O modelo de equipe Squad do Spotify foi um fracasso
(jeremiahlee.com)"Nem o próprio Spotify usa 'the Spotify model'. Você também não deveria usar."
O famoso white paper de 2012 do Spotify sobre "Scaling Agile" era apenas a aspiração deles e nunca foi totalmente implementado.
O white paper era diferente da realidade, mas como era útil para recrutamento, foi mantido, e o autor registrou isso após sair da empresa para corrigir a história.
Um texto detalhando o que havia de errado nesse modelo, o que aprender com os erros do Spotify e outros modelos recomendados
O coautor desse white paper e os coaches Agile do Spotify já diziam há tempos para pessoas de fora não seguirem isso.
"Mesmo na época em que escrevemos o white paper, já não fazíamos aquilo. Era apenas uma ambição parcial e uma estimativa. As pessoas se esforçaram para imitar algo que na prática nem existia."
Por que isso não funcionou bem?
- A gestão matricial resolvia o problema errado (Wrong Problem)
Equipes ágeis full-stack funcionam bem. Mas a gestão em formato matricial cria ainda mais problemas
→ As equipes do Spotify tinham uma estrutura duradoura, então a vantagem de não precisar trocar de gerente ao mudar para outra equipe era muito limitada
→ Os gerentes de engenharia eram responsáveis apenas pelo nível de desenvolvimento de carreira e não conseguiam ajudar no aprendizado de habilidades interpessoais e semelhantes
→ Não havia um único gerente responsável pelos engenheiros de cada equipe. Faltava para o product manager, que atuava como um mini-CEO, alguém que fizesse um papel de mini-CTO. Ou seja, não havia quem fosse responsável pelo suporte à equipe técnica nem quem negociasse prioridades. Quando surgiam divergências dentro da equipe técnica, o product manager precisava negociar com todos os engenheiros. Se isso não funcionasse, era preciso negociar com pelo menos três engineering managers de backend/web/mobile ou escalar para o responsável de engenharia do departamento.
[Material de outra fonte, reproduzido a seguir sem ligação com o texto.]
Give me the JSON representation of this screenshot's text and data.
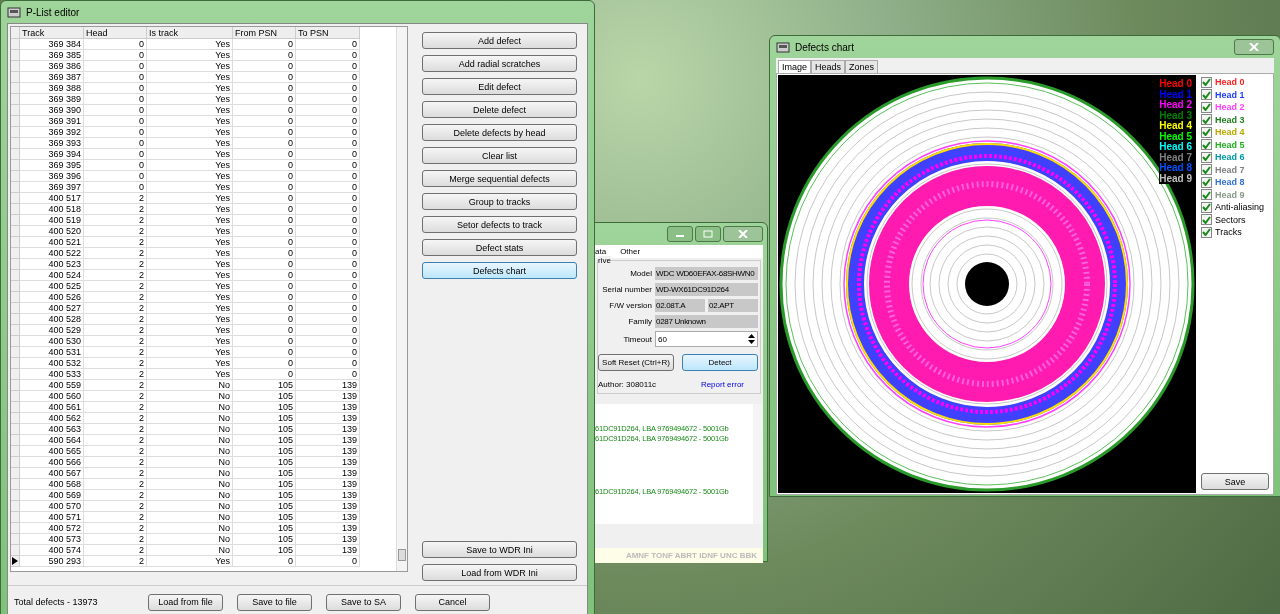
{
  "plist_editor": {
    "title": "P-List editor",
    "columns": [
      "Track",
      "Head",
      "Is track",
      "From PSN",
      "To PSN"
    ],
    "rows": [
      {
        "track": "369 384",
        "head": "0",
        "is_track": "Yes",
        "from_psn": "0",
        "to_psn": "0",
        "selected": false
      },
      {
        "track": "369 385",
        "head": "0",
        "is_track": "Yes",
        "from_psn": "0",
        "to_psn": "0",
        "selected": false
      },
      {
        "track": "369 386",
        "head": "0",
        "is_track": "Yes",
        "from_psn": "0",
        "to_psn": "0",
        "selected": false
      },
      {
        "track": "369 387",
        "head": "0",
        "is_track": "Yes",
        "from_psn": "0",
        "to_psn": "0",
        "selected": false
      },
      {
        "track": "369 388",
        "head": "0",
        "is_track": "Yes",
        "from_psn": "0",
        "to_psn": "0",
        "selected": false
      },
      {
        "track": "369 389",
        "head": "0",
        "is_track": "Yes",
        "from_psn": "0",
        "to_psn": "0",
        "selected": false
      },
      {
        "track": "369 390",
        "head": "0",
        "is_track": "Yes",
        "from_psn": "0",
        "to_psn": "0",
        "selected": false
      },
      {
        "track": "369 391",
        "head": "0",
        "is_track": "Yes",
        "from_psn": "0",
        "to_psn": "0",
        "selected": false
      },
      {
        "track": "369 392",
        "head": "0",
        "is_track": "Yes",
        "from_psn": "0",
        "to_psn": "0",
        "selected": false
      },
      {
        "track": "369 393",
        "head": "0",
        "is_track": "Yes",
        "from_psn": "0",
        "to_psn": "0",
        "selected": false
      },
      {
        "track": "369 394",
        "head": "0",
        "is_track": "Yes",
        "from_psn": "0",
        "to_psn": "0",
        "selected": false
      },
      {
        "track": "369 395",
        "head": "0",
        "is_track": "Yes",
        "from_psn": "0",
        "to_psn": "0",
        "selected": false
      },
      {
        "track": "369 396",
        "head": "0",
        "is_track": "Yes",
        "from_psn": "0",
        "to_psn": "0",
        "selected": false
      },
      {
        "track": "369 397",
        "head": "0",
        "is_track": "Yes",
        "from_psn": "0",
        "to_psn": "0",
        "selected": false
      },
      {
        "track": "400 517",
        "head": "2",
        "is_track": "Yes",
        "from_psn": "0",
        "to_psn": "0",
        "selected": false
      },
      {
        "track": "400 518",
        "head": "2",
        "is_track": "Yes",
        "from_psn": "0",
        "to_psn": "0",
        "selected": false
      },
      {
        "track": "400 519",
        "head": "2",
        "is_track": "Yes",
        "from_psn": "0",
        "to_psn": "0",
        "selected": false
      },
      {
        "track": "400 520",
        "head": "2",
        "is_track": "Yes",
        "from_psn": "0",
        "to_psn": "0",
        "selected": false
      },
      {
        "track": "400 521",
        "head": "2",
        "is_track": "Yes",
        "from_psn": "0",
        "to_psn": "0",
        "selected": false
      },
      {
        "track": "400 522",
        "head": "2",
        "is_track": "Yes",
        "from_psn": "0",
        "to_psn": "0",
        "selected": false
      },
      {
        "track": "400 523",
        "head": "2",
        "is_track": "Yes",
        "from_psn": "0",
        "to_psn": "0",
        "selected": false
      },
      {
        "track": "400 524",
        "head": "2",
        "is_track": "Yes",
        "from_psn": "0",
        "to_psn": "0",
        "selected": false
      },
      {
        "track": "400 525",
        "head": "2",
        "is_track": "Yes",
        "from_psn": "0",
        "to_psn": "0",
        "selected": false
      },
      {
        "track": "400 526",
        "head": "2",
        "is_track": "Yes",
        "from_psn": "0",
        "to_psn": "0",
        "selected": false
      },
      {
        "track": "400 527",
        "head": "2",
        "is_track": "Yes",
        "from_psn": "0",
        "to_psn": "0",
        "selected": false
      },
      {
        "track": "400 528",
        "head": "2",
        "is_track": "Yes",
        "from_psn": "0",
        "to_psn": "0",
        "selected": false
      },
      {
        "track": "400 529",
        "head": "2",
        "is_track": "Yes",
        "from_psn": "0",
        "to_psn": "0",
        "selected": false
      },
      {
        "track": "400 530",
        "head": "2",
        "is_track": "Yes",
        "from_psn": "0",
        "to_psn": "0",
        "selected": false
      },
      {
        "track": "400 531",
        "head": "2",
        "is_track": "Yes",
        "from_psn": "0",
        "to_psn": "0",
        "selected": false
      },
      {
        "track": "400 532",
        "head": "2",
        "is_track": "Yes",
        "from_psn": "0",
        "to_psn": "0",
        "selected": false
      },
      {
        "track": "400 533",
        "head": "2",
        "is_track": "Yes",
        "from_psn": "0",
        "to_psn": "0",
        "selected": false
      },
      {
        "track": "400 559",
        "head": "2",
        "is_track": "No",
        "from_psn": "105",
        "to_psn": "139",
        "selected": false
      },
      {
        "track": "400 560",
        "head": "2",
        "is_track": "No",
        "from_psn": "105",
        "to_psn": "139",
        "selected": false
      },
      {
        "track": "400 561",
        "head": "2",
        "is_track": "No",
        "from_psn": "105",
        "to_psn": "139",
        "selected": false
      },
      {
        "track": "400 562",
        "head": "2",
        "is_track": "No",
        "from_psn": "105",
        "to_psn": "139",
        "selected": false
      },
      {
        "track": "400 563",
        "head": "2",
        "is_track": "No",
        "from_psn": "105",
        "to_psn": "139",
        "selected": false
      },
      {
        "track": "400 564",
        "head": "2",
        "is_track": "No",
        "from_psn": "105",
        "to_psn": "139",
        "selected": false
      },
      {
        "track": "400 565",
        "head": "2",
        "is_track": "No",
        "from_psn": "105",
        "to_psn": "139",
        "selected": false
      },
      {
        "track": "400 566",
        "head": "2",
        "is_track": "No",
        "from_psn": "105",
        "to_psn": "139",
        "selected": false
      },
      {
        "track": "400 567",
        "head": "2",
        "is_track": "No",
        "from_psn": "105",
        "to_psn": "139",
        "selected": false
      },
      {
        "track": "400 568",
        "head": "2",
        "is_track": "No",
        "from_psn": "105",
        "to_psn": "139",
        "selected": false
      },
      {
        "track": "400 569",
        "head": "2",
        "is_track": "No",
        "from_psn": "105",
        "to_psn": "139",
        "selected": false
      },
      {
        "track": "400 570",
        "head": "2",
        "is_track": "No",
        "from_psn": "105",
        "to_psn": "139",
        "selected": false
      },
      {
        "track": "400 571",
        "head": "2",
        "is_track": "No",
        "from_psn": "105",
        "to_psn": "139",
        "selected": false
      },
      {
        "track": "400 572",
        "head": "2",
        "is_track": "No",
        "from_psn": "105",
        "to_psn": "139",
        "selected": false
      },
      {
        "track": "400 573",
        "head": "2",
        "is_track": "No",
        "from_psn": "105",
        "to_psn": "139",
        "selected": false
      },
      {
        "track": "400 574",
        "head": "2",
        "is_track": "No",
        "from_psn": "105",
        "to_psn": "139",
        "selected": false
      },
      {
        "track": "590 293",
        "head": "2",
        "is_track": "Yes",
        "from_psn": "0",
        "to_psn": "0",
        "selected": true
      }
    ],
    "actions": [
      {
        "label": "Add defect",
        "focused": false
      },
      {
        "label": "Add radial scratches",
        "focused": false
      },
      {
        "label": "Edit defect",
        "focused": false
      },
      {
        "label": "Delete defect",
        "focused": false
      },
      {
        "label": "Delete defects by head",
        "focused": false
      },
      {
        "label": "Clear list",
        "focused": false
      },
      {
        "label": "Merge sequential defects",
        "focused": false
      },
      {
        "label": "Group to tracks",
        "focused": false
      },
      {
        "label": "Setor defects to track",
        "focused": false
      },
      {
        "label": "Defect stats",
        "focused": false
      },
      {
        "label": "Defects chart",
        "focused": true
      }
    ],
    "ini_buttons": [
      "Save to WDR Ini",
      "Load from WDR Ini"
    ],
    "total": "Total defects - 13973",
    "footer_buttons": [
      "Load from file",
      "Save to file",
      "Save to SA",
      "Cancel"
    ]
  },
  "drive_window": {
    "menu": [
      "ata",
      "Other"
    ],
    "group_title": "rive",
    "fields": [
      {
        "label": "Model",
        "values": [
          "WDC WD60EFAX-68SHWN0"
        ]
      },
      {
        "label": "Serial number",
        "values": [
          "WD-WX61DC91D264"
        ]
      },
      {
        "label": "F/W version",
        "values": [
          "02.08T.A",
          "02.APT"
        ]
      },
      {
        "label": "Family",
        "values": [
          "0287 Unknown"
        ]
      }
    ],
    "timeout": {
      "label": "Timeout",
      "value": "60"
    },
    "buttons": [
      {
        "label": "Soft Reset (Ctrl+R)",
        "focused": false
      },
      {
        "label": "Detect",
        "focused": true
      }
    ],
    "author": "Author: 308011c",
    "report_link": "Report error",
    "log": [
      "61DC91D264, LBA 9769494672 - 5001Gb",
      "61DC91D264, LBA 9769494672 - 5001Gb",
      "61DC91D264, LBA 9769494672 - 5001Gb"
    ],
    "status_flags": "AMNF TONF ABRT IDNF UNC BBK"
  },
  "defects_chart": {
    "title": "Defects chart",
    "tabs": [
      {
        "label": "Image",
        "selected": true
      },
      {
        "label": "Heads",
        "selected": false
      },
      {
        "label": "Zones",
        "selected": false
      }
    ],
    "legend": [
      {
        "label": "Head 0",
        "color": "#ff0000"
      },
      {
        "label": "Head 1",
        "color": "#0000ff"
      },
      {
        "label": "Head 2",
        "color": "#ff00ff"
      },
      {
        "label": "Head 3",
        "color": "#008000"
      },
      {
        "label": "Head 4",
        "color": "#ffff00"
      },
      {
        "label": "Head 5",
        "color": "#00ff00"
      },
      {
        "label": "Head 6",
        "color": "#00ffff"
      },
      {
        "label": "Head 7",
        "color": "#808080"
      },
      {
        "label": "Head 8",
        "color": "#0050ff"
      },
      {
        "label": "Head 9",
        "color": "#c0c0c0"
      }
    ],
    "options": [
      {
        "label": "Head 0",
        "checked": true,
        "color": "#ff2020"
      },
      {
        "label": "Head 1",
        "checked": true,
        "color": "#2040ff"
      },
      {
        "label": "Head 2",
        "checked": true,
        "color": "#ff40ff"
      },
      {
        "label": "Head 3",
        "checked": true,
        "color": "#208020"
      },
      {
        "label": "Head 4",
        "checked": true,
        "color": "#b8a800"
      },
      {
        "label": "Head 5",
        "checked": true,
        "color": "#20b020"
      },
      {
        "label": "Head 6",
        "checked": true,
        "color": "#0098a0"
      },
      {
        "label": "Head 7",
        "checked": true,
        "color": "#808080"
      },
      {
        "label": "Head 8",
        "checked": true,
        "color": "#3070d0"
      },
      {
        "label": "Head 9",
        "checked": true,
        "color": "#889888"
      },
      {
        "label": "Anti-aliasing",
        "checked": true
      },
      {
        "label": "Sectors",
        "checked": true
      },
      {
        "label": "Tracks",
        "checked": true
      }
    ],
    "save": "Save"
  }
}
[ O que aprender com os erros do Spotify ]
→ Em equipes de produto-design-tecnologia, normalmente há mais engenheiros, então deve existir um gerente responsável pelo conjunto dos engenheiros para criar um caminho de escalonamento em caso de conflito interno na equipe
→ Product managers devem ter um par equivalente para discutir tecnologia, como CEO e CTO.
- Dependência da autonomia das equipes
Quando a empresa é pequena, cada equipe cobre um escopo amplo de trabalho e frequentemente a equipe que lidera uma iniciativa muda.
Quando a empresa cresce, capacidades duplicadas entre equipes são reunidas em novas equipes para ganho de eficiência.
Quando há muitas equipes, a liderança de iniciativas muda com menos frequência e passa a ser possível pensar no longo prazo sobre os problemas que cada uma precisa resolver.
→ O Spotify não definiu um processo comum para colaboração entre equipes. Como cada uma participava do seu próprio jeito, a produtividade da organização como um todo caiu.
→ O "Spotify model" foi organizado quando a empresa era muito menor. Deveria ter surgido uma atualização posterior, mas isso não aconteceu. Falou-se apenas de autonomia, e a parte sobre colaboração entre equipes nunca foi concluída.
[ O que aprender com os erros do Spotify ]
→ Autonomia precisa de alinhamento. As prioridades da empresa devem ser definidas pela liderança. Autonomia não significa que as equipes podem fazer o que quiserem.
→ Um processo de colaboração entre equipes é indispensável. Autonomia não significa deixar cada equipe resolver todos os problemas sozinha.
→ A liderança também deve definir como o sucesso será avaliado, para que seja possível coordenar prioridades ao decidir sobre colaboração entre equipes.
→ Autonomia exige responsabilidade. Product Management deve ser responsável pelo valor do produto. Cada equipe tem a responsabilidade de realmente "concluir" o que foi acrescentado. Equipes maduras devem justificar sua independência mostrando valor de negócio, risco, aprendizado e o melhor próximo passo.
"Se eu pudesse corrigir uma única coisa sobre o tempo em que estive no Spotify, seria não ter enfatizado tanto a autonomia." - Joakim Sunden, ex-Agile Coach do Spotify
- Colaboração era apenas uma capacidade presumida
O Spotify permitiu que cada equipe controlasse sua forma de trabalhar, mas muitas pessoas não tinham entendimento básico de Agile.
Com isso, cada equipe precisou fazer tentativas e combinações repetidas de melhoria de processo para encontrar uma forma de melhorar seus resultados.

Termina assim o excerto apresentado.